Looking at Depression Treatment in the Long Run

Many depressed patients have difficulty continuing treatment even after they get past the initial stigma of taking a brain pill. One thing that preys on their minds is the worry that once they’ve committed to taking antidepressants, they’ll be on them permanently.

“‘Will I be on this forever?’ is probably the most common question I get,” Alpert says. Unfortunately, Alpert’s response is not that comforting.

A patient who comes in after 3 or 4 months of depression is typically treated for about a year beyond “remission,” but has a 50% change of another bout of depression. A patient who has had two bouts of depression has a 75% chance of requiring treatment for a third bout. And those who’ve been depressed on three or more occasions are very likely to relapse if they go off therapy. The longer you’ve been depressed, in short, the likelier you are to relapse at some point after stopping antidepressants.

“For somebody with a very chronic depression or a very severe depression — for example they’ve made attempts on their life or been psychotic — typically we’ll treat them a much longer time,” Alpert says. “But if you’ve been doing really well the last 5 years and you’re in stable position with good support we might very cautiously taper antidepressant. In some cases, each time we do that they plunge into severe depression. In those cases, we say the risks of staying on are outweighed by the risks of coming out.”

Moving Beyond the Barriers to Recovery

The best way to get past the barriers to recovery from depression is to learn as much as you can about the treatments that help. Here are some questions to ask your doctor about your antidepressant and what to expect:

  • What is this medicine supposed to do?
  • How will I know when it’s doing it?
  • How will it affect me overall? Will it change me?
  • When should I start seeing results?
  • What happens if I don’t see the expected results?
  • Is there someone I can call in your office if I have questions I need to ask?

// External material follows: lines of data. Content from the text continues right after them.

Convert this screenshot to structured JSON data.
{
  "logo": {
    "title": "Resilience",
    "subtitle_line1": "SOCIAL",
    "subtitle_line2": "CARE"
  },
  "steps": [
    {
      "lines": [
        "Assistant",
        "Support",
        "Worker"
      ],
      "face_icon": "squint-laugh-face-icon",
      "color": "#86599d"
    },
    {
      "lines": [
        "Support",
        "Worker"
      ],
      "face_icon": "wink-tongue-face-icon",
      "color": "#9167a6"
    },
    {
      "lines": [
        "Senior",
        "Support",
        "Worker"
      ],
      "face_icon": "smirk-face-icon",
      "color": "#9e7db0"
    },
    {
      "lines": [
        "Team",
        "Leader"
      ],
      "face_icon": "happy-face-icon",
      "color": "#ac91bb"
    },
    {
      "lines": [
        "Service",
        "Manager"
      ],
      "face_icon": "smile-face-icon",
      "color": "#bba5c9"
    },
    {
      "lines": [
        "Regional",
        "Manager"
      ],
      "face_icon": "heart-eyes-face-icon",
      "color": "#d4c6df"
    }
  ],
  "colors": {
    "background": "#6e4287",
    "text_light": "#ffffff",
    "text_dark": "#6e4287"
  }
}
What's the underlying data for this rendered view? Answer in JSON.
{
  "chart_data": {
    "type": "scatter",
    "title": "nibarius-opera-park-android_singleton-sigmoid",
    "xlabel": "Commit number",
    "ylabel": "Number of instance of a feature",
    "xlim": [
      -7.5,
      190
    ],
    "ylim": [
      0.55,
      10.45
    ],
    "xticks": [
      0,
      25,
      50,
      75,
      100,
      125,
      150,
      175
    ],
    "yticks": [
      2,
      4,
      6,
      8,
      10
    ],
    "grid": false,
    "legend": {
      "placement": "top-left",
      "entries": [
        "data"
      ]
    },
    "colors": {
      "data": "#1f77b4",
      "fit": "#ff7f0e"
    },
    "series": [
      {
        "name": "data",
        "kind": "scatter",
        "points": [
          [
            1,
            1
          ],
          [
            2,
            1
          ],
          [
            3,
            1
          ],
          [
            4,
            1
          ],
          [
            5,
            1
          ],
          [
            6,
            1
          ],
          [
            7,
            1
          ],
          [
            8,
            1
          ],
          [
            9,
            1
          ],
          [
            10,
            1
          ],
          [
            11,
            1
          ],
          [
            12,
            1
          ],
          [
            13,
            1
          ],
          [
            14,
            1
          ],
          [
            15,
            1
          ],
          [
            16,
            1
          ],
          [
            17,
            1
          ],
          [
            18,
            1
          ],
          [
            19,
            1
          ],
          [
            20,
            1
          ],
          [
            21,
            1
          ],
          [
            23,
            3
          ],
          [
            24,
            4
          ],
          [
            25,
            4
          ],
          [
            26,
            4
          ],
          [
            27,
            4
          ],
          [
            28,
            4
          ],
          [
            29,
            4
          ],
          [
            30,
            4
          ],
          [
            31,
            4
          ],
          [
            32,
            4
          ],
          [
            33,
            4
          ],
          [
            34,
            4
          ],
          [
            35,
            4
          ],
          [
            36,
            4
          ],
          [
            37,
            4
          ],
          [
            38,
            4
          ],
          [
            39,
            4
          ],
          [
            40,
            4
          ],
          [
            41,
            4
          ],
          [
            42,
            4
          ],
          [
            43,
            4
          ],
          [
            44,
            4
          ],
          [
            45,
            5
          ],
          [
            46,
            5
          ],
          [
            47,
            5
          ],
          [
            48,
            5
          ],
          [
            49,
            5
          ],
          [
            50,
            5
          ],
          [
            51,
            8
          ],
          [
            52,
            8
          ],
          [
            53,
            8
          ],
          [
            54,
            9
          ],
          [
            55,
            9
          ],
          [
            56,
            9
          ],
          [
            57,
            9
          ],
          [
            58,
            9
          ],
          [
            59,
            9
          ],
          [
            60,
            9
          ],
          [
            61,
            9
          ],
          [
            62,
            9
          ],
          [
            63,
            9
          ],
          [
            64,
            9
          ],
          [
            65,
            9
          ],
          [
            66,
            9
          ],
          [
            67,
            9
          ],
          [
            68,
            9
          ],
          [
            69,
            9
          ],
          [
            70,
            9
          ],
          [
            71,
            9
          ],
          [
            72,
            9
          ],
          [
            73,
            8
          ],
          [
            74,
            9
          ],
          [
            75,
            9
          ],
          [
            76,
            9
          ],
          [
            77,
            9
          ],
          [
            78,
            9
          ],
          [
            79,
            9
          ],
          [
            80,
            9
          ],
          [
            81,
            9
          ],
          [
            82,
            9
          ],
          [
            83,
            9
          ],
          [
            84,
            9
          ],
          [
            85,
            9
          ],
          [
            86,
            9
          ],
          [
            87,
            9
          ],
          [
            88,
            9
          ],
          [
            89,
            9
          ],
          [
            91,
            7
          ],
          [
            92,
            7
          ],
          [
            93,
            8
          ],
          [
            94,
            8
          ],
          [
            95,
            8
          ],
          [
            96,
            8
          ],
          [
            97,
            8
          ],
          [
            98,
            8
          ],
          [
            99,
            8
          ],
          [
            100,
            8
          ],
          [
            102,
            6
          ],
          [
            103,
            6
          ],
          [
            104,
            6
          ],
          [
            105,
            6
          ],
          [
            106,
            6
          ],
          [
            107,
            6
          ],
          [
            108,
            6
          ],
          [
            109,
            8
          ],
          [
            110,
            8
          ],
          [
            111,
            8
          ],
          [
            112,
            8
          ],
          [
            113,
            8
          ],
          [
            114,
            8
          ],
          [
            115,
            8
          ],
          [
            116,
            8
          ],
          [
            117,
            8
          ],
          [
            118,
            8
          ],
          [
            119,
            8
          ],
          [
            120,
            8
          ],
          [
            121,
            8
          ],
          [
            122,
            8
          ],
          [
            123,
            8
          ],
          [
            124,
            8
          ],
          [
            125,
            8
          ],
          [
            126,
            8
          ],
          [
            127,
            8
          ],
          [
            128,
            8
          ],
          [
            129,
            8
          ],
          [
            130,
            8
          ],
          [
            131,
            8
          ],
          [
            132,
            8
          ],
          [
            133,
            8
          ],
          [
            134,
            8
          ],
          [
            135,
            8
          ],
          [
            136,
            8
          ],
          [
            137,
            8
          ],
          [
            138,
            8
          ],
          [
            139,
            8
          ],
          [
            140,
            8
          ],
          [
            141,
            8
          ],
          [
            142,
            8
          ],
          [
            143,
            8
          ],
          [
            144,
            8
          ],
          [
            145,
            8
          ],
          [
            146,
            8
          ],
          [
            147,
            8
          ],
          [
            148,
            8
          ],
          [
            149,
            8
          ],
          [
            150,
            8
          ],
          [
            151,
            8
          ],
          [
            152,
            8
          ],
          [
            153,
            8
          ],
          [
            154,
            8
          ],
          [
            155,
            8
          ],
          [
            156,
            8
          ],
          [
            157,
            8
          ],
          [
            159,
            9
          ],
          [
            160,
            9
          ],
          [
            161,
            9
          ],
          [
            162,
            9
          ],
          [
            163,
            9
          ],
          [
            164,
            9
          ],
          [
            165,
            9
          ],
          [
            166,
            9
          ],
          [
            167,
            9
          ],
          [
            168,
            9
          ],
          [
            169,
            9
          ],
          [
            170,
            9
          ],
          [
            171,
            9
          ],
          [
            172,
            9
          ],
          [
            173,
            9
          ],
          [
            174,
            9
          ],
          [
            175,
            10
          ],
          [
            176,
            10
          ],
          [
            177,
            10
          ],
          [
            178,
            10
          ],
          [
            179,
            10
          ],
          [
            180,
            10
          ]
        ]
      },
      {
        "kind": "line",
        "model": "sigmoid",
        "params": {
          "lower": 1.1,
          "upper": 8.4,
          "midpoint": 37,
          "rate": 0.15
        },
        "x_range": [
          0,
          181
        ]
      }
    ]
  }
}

It also helps to talk with your psychiatrist and with your mental health counselor about your feelings concerning depression and what other people may have said to you. Your mental health team can help you sort out what’s true from what isn’t. They can also help you understand that depression is an illness just like high blood pressure or heart disease. It is not your fault, nor is it a character flaw. And there are very effective treatments that can address it.